Zoë looked dubious. “Word would spread.”
“Come off it. How many victims are going to confess they were duped to their mates?”
“None,” she agreed.
“So all those who paid up received their cars back, after they’d been found abandoned unharmed—” I was back to base again. I saw the flaw in this argument.
So did Zoë. “But the Cord was.”
“And the owner saw red.” And then, as they say, I saw the vital clue.
Major Sir Peter Manning was duly arrested. Mulligan’s team found his fingerprints on the red paint — I hadn’t let him near the car, so there was no way he could have touched it before the crime scene was set up, and more conclusively, there was his DNA on, or rather in, the body. Bonnie must have given him one last treat before letting him see the travesty of his beloved Cord.
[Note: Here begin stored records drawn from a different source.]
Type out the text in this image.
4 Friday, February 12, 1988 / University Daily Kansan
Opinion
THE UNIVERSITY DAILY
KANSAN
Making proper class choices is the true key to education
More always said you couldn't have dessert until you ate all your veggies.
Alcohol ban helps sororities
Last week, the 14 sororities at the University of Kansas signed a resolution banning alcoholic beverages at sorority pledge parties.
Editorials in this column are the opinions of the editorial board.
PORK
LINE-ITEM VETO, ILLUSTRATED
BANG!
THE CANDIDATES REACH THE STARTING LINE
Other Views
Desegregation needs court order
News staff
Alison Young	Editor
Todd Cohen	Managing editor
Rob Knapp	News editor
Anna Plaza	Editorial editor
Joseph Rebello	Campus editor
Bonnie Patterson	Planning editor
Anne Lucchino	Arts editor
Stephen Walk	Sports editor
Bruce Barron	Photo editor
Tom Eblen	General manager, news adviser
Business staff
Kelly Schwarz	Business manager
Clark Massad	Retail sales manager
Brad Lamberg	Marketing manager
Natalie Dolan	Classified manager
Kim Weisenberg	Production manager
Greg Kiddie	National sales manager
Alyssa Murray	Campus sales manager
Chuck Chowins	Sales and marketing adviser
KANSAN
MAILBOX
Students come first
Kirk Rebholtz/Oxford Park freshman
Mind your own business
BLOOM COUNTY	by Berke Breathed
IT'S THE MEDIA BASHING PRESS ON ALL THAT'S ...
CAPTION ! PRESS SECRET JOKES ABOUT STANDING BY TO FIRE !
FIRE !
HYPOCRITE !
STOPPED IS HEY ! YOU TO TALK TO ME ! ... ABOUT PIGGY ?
He said later that when she’d called a week earlier to play the blackmail card his answer had first been on the lines of “publish and be damned” and then he’d offered her half of what she’d asked for. But the paint had been the last straw. She’d accepted the ransom offer, but then she had gone home and painted the car herself.
Bonnie had brought the Cord back on the afternoon before the show, collected her money, had a last sexual romp, and left. Unfortunately, recovering from the afterglow the major had followed her to ensure his car was safe. That did it.
His story was that he hadn’t meant to kill her, he’d just been overcome with fury at her “damned cheek,” as he put it. Faced with the consequences of his rage, he had registered the car for the show in a false name, left the car hidden in the grounds until the next morning, taken it out through the rear exit to the grounds, and driven it through the main gates as soon as he saw other cars arriving. He’d had to do that, because if he’d left it in place already inside the grounds, he would immediately have been in the frame.
I’d been wrong about the major earlier, and should have guessed the truth. Only a furious owner would register the car for the show under the name of Phil Stein. Only a philistine could treat a Cord that way.